An exploration of the growing knowledge and technological advances in genetics, with a focus on human genetics, using scientific, popular and artistic sources. The course will cover areas such as genetic testing, personalized medicine, ancestry analysis, genome editing with CRISPR-Cas9, stem cells and cloning. It will involve an examination of scientific sources, portrayals in popular culture and discussions of some of the ethical implications and social/political impacts.

SCPP BC3340 Exhibitions: Engaging Public Understanding. 1 point.

Not offered during 2019-20 academic year.

Corequisites: Enrollment limited to 18 students.

Museum exhibitions educate the public, inform discourse, and shape opinion. Students work with curators and exhibition designers on conceptualization and research, design and preparation, writing interpretative material, and developing media and ancillary programming. Students engage in the communication of learning goals through both the exhibition's content and its physical manifestation.

Cross-Listed Courses

PHIL BC1001 Introduction to Philosophy. 3 points.

Survey of some of the central problems, key figures, and great works in both traditional and contemporary philosophy.  Topics and texts will vary with instructor and semester.

PHIL UN1010 Methods and Problems of Philosophical Thought. 3 points.

Critical introduction to philosophical problems, ideas and methods.

Spring 2019: PHIL UN1010
Course Number Section/Call Number Times/Location Instructor Points Enrollment
PHIL 1010 001/26477 M W 11:40am - 12:55pm
717 Hamilton Hall
Melissa Fusco 3 52/84
Fall 2019: PHIL UN1010
Course Number Section/Call Number Times/Location Instructor Points Enrollment
PHIL 1010 001/45493 M W 11:40am - 12:55pm
Room TBA
Akeel Bilgrami 3 46/86

PHIL V2593 Science and Religion. 3 points.

Open to all undergraduates.Not offered during 2019-20 academic year.

The course investigates what many people have viewed as a "quarrel" between science and religion. It explores what science is, and what religion is, and asks what authority can offer for the various claims they make. As the natural sciences provide increased knowledge of the cosmos, is there still a place for religion? The course has no prerequisites.

PHIL UN2702 Contemporary Moral Problems. 3 points.

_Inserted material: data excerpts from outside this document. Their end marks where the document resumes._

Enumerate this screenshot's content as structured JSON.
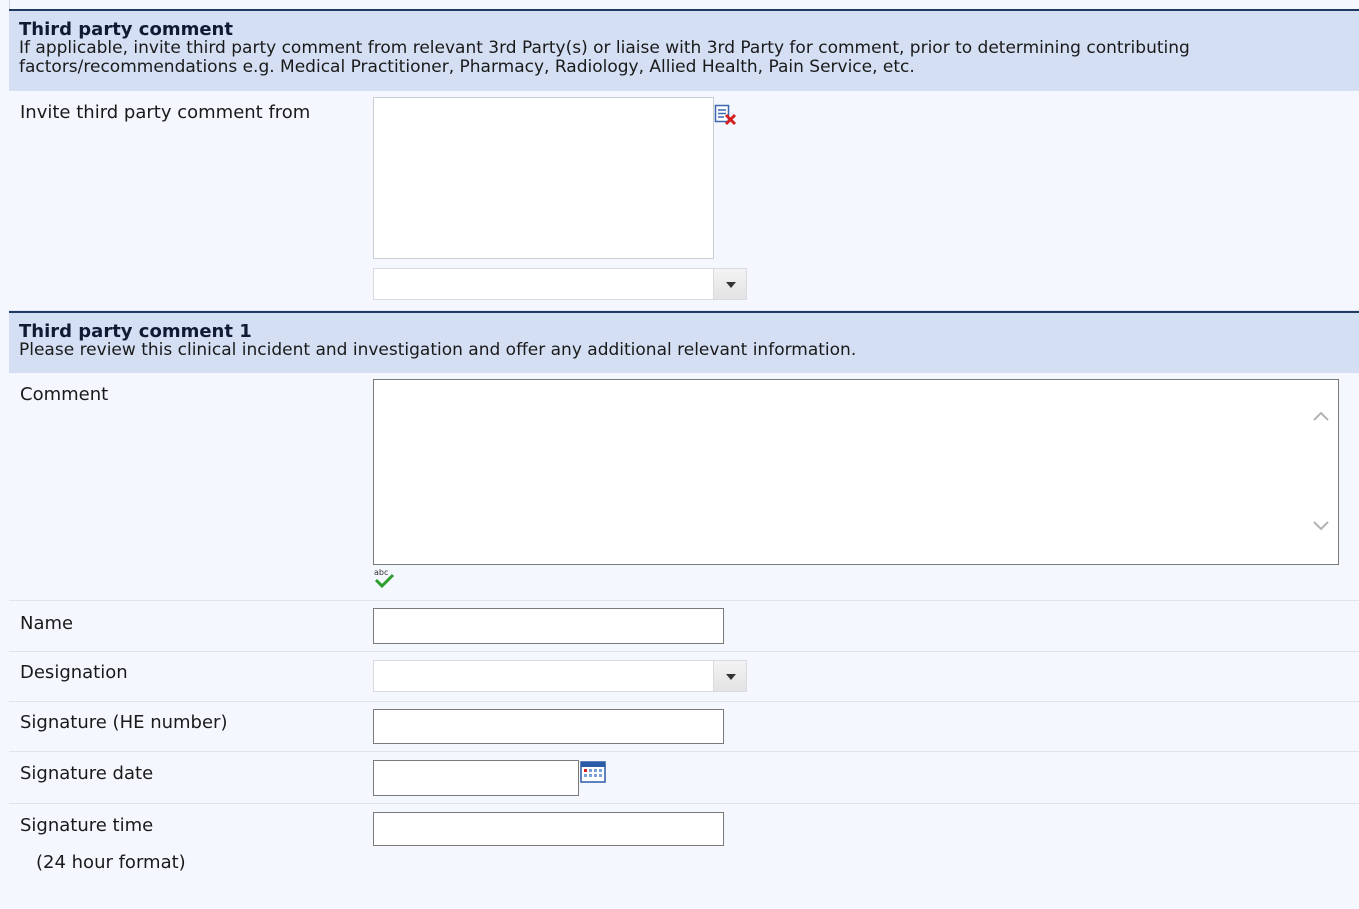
{
  "section1": {
    "title": "Third party comment",
    "description_line1": "If applicable, invite third party comment from relevant 3rd Party(s) or liaise with 3rd Party for comment, prior to determining contributing",
    "description_line2": "factors/recommendations e.g. Medical Practitioner, Pharmacy, Radiology, Allied Health, Pain Service, etc.",
    "invite_label": "Invite third party comment from",
    "invite_list_items": [],
    "invite_select_value": ""
  },
  "section2": {
    "title": "Third party comment 1",
    "description": "Please review this clinical incident and investigation and offer any additional relevant information.",
    "comment_label": "Comment",
    "comment_value": "",
    "name_label": "Name",
    "name_value": "",
    "designation_label": "Designation",
    "designation_value": "",
    "signature_label": "Signature (HE number)",
    "signature_value": "",
    "signature_date_label": "Signature date",
    "signature_date_value": "",
    "signature_time_label": "Signature time",
    "signature_time_hint": "(24 hour format)",
    "signature_time_value": ""
  },
  "icons": {
    "clear_list": "clear-list-icon",
    "spell_check": "spell-check-icon",
    "calendar": "calendar-icon",
    "dropdown": "chevron-down-icon"
  },
  "colors": {
    "header_bg": "#d4dff3",
    "header_border": "#1f3a63",
    "row_bg": "#f4f7fd"
  }
}
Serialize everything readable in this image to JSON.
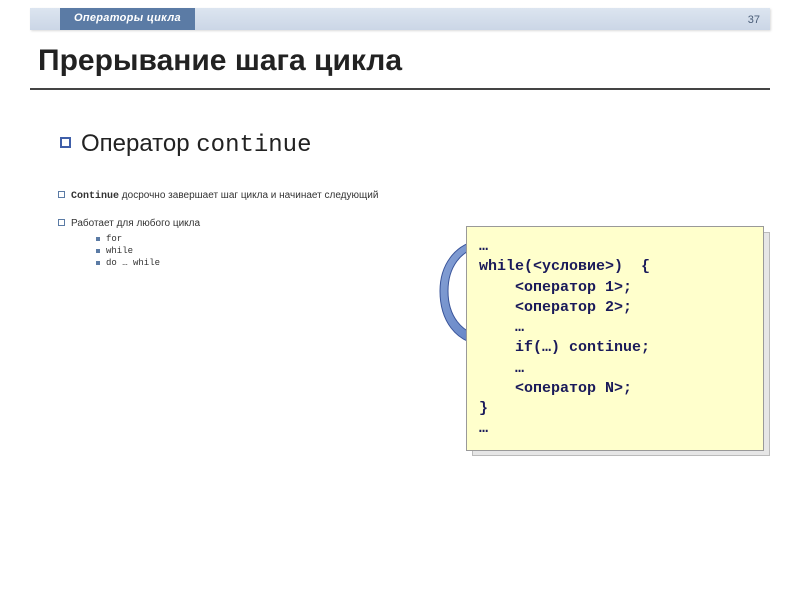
{
  "header": {
    "section_title": "Операторы цикла",
    "page_number": "37"
  },
  "title": "Прерывание шага цикла",
  "subtitle": {
    "prefix": "Оператор ",
    "keyword": "continue"
  },
  "desc1": {
    "keyword": "Continue",
    "rest": " досрочно завершает шаг цикла и начинает следующий"
  },
  "desc2": "Работает для любого цикла",
  "loop_types": [
    "for",
    "while",
    "do … while"
  ],
  "code": "…\nwhile(<условие>)  {\n    <оператор 1>;\n    <оператор 2>;\n    …\n    if(…) continue;\n    …\n    <оператор N>;\n}\n…"
}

Questions about how people should act have historically been central to philosophy.  This course introduces students to philosophy through an examination of some important moral problems that arise in the twenty-first century.  The aim is not only to offer ideas for thinking through the issues covered, but also to provide tools for general moral reflection.  Topics covered will include: the legitimacy of asking migrants to abandon their traditional practices, responsibilities to distant people and to future generations, abortion and genetic testing of the unborn, the proper treatment of animals, and the permissibility of war and terrorism.

PHIL V3720 Ethics and Medicine. 3 points.

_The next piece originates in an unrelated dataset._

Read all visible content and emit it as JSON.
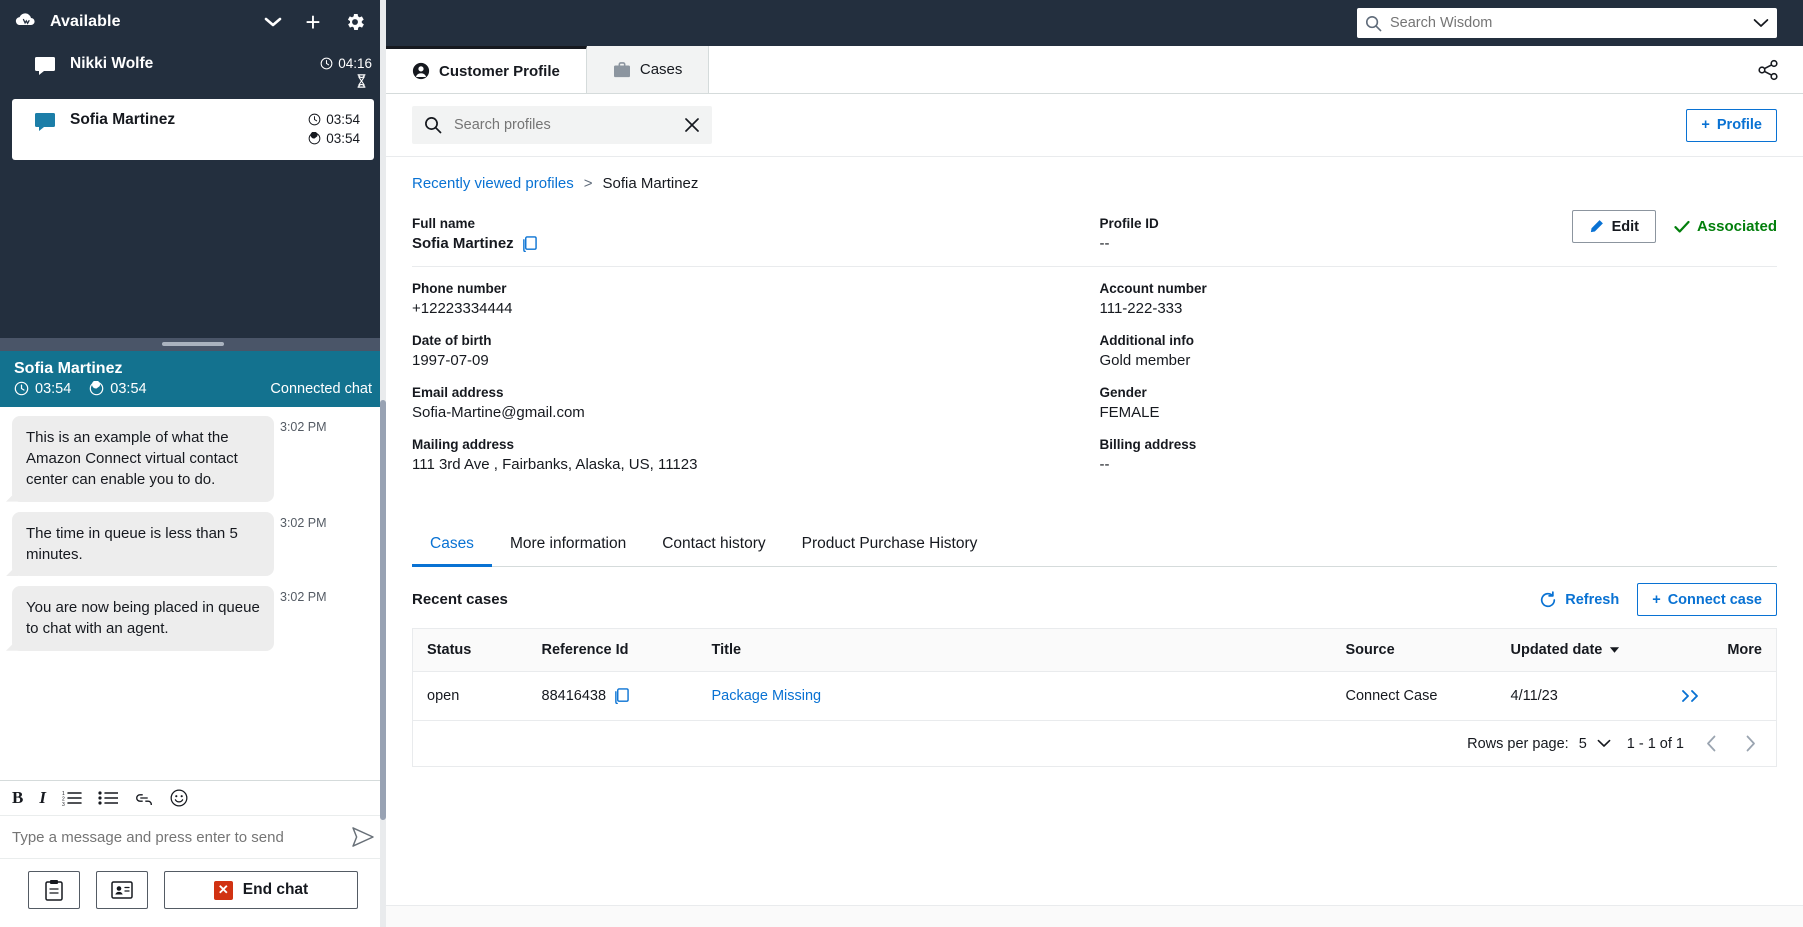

BC: Fulfillment of General Education Requirement: Reason and Value (REA)., BC: Fulfillment of General Education Requirement: Ethics and Values.
Not offered during 2019-20 academic year.

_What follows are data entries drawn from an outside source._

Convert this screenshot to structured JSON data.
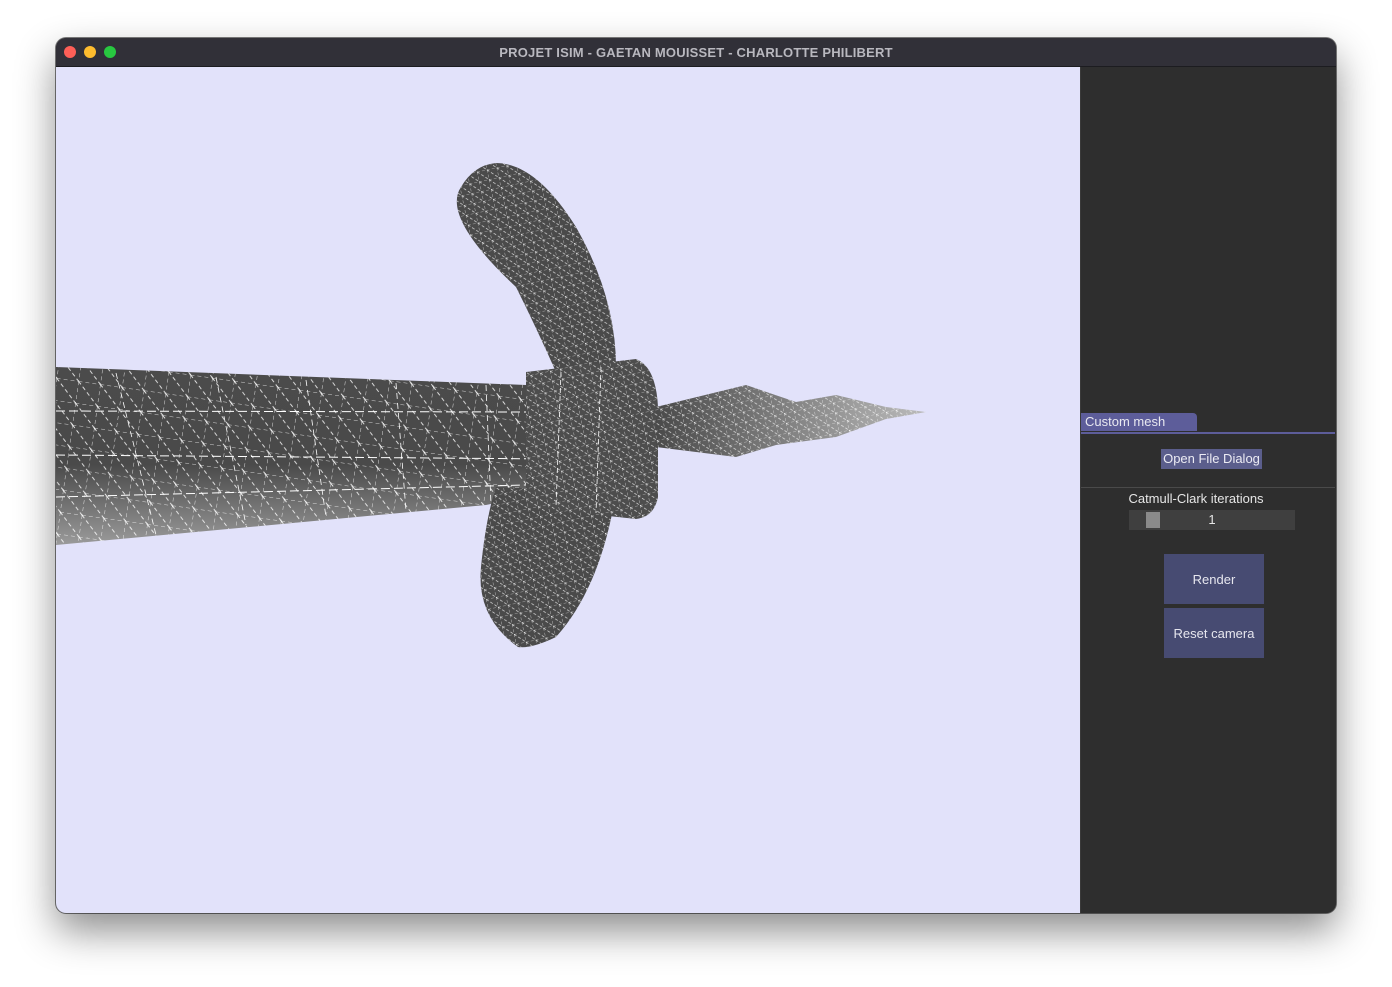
{
  "window": {
    "title": "PROJET ISIM - GAETAN MOUISSET - CHARLOTTE PHILIBERT"
  },
  "panel": {
    "tab_label": "Custom mesh",
    "open_file_label": "Open File Dialog",
    "slider": {
      "label": "Catmull-Clark iterations",
      "value": "1"
    },
    "render_label": "Render",
    "reset_camera_label": "Reset camera"
  },
  "colors": {
    "viewport_background": "#e2e2fa",
    "mesh_fill": "#4a4a4a",
    "wireframe": "#ffffff",
    "accent": "#5d5d9a"
  },
  "icons": [
    "close-traffic-light",
    "minimize-traffic-light",
    "maximize-traffic-light"
  ]
}
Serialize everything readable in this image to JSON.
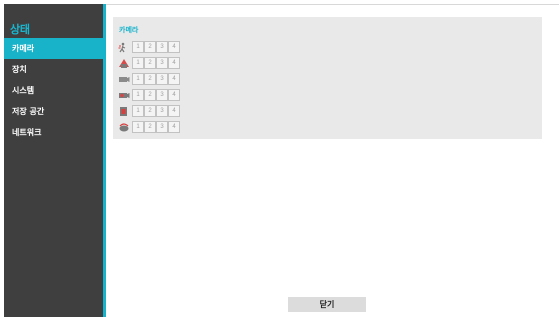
{
  "sidebar": {
    "title": "상태",
    "items": [
      {
        "label": "카메라",
        "active": true
      },
      {
        "label": "장치",
        "active": false
      },
      {
        "label": "시스템",
        "active": false
      },
      {
        "label": "저장 공간",
        "active": false
      },
      {
        "label": "네트워크",
        "active": false
      }
    ]
  },
  "main": {
    "section_title": "카메라",
    "rows": [
      {
        "icon": "motion-icon",
        "cells": [
          "1",
          "2",
          "3",
          "4"
        ]
      },
      {
        "icon": "tampering-icon",
        "cells": [
          "1",
          "2",
          "3",
          "4"
        ]
      },
      {
        "icon": "video-loss-icon",
        "cells": [
          "1",
          "2",
          "3",
          "4"
        ]
      },
      {
        "icon": "recording-icon",
        "cells": [
          "1",
          "2",
          "3",
          "4"
        ]
      },
      {
        "icon": "alarm-icon",
        "cells": [
          "1",
          "2",
          "3",
          "4"
        ]
      },
      {
        "icon": "audio-icon",
        "cells": [
          "1",
          "2",
          "3",
          "4"
        ]
      }
    ]
  },
  "footer": {
    "close_label": "닫기"
  },
  "colors": {
    "accent": "#16b3cc",
    "sidebar_bg": "#3f3f3f",
    "panel_bg": "#e9e9e9"
  }
}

Prerequisites: Limited enrollment by permission of the instructor. First-day attendance required.

Philosophical examination of moral issues in medical theory and practice. Analysis of the ethics of the doctor-patient relationship, e.g., informed consent, truth-telling, paternalism; topics in bioethics, e.g., abortion, euthanasia, experimentation on humans; justice and access to health care; human genetics.

RELI V3000 Buddhist Ethics. 3 points.

Prerequisites: the instructor's permission.

An investigation of the main textual sources of the Buddhist ethical tradition, with attention to their historical operation within Buddhist societies, as well as consideration of their continuing influence on comtemporary developments, Western as well as Asian.

WMST BC3131 Women and Science. 4 points.

Prerequisites: Enrollment limited to 18 students.

History and politics of women's involvement with science. Women's contributions to scientific discovery in various fields, accounts by women scientists, engineers, and physicians, issues of science education. Feminist critiques of biological research and of the institution of science.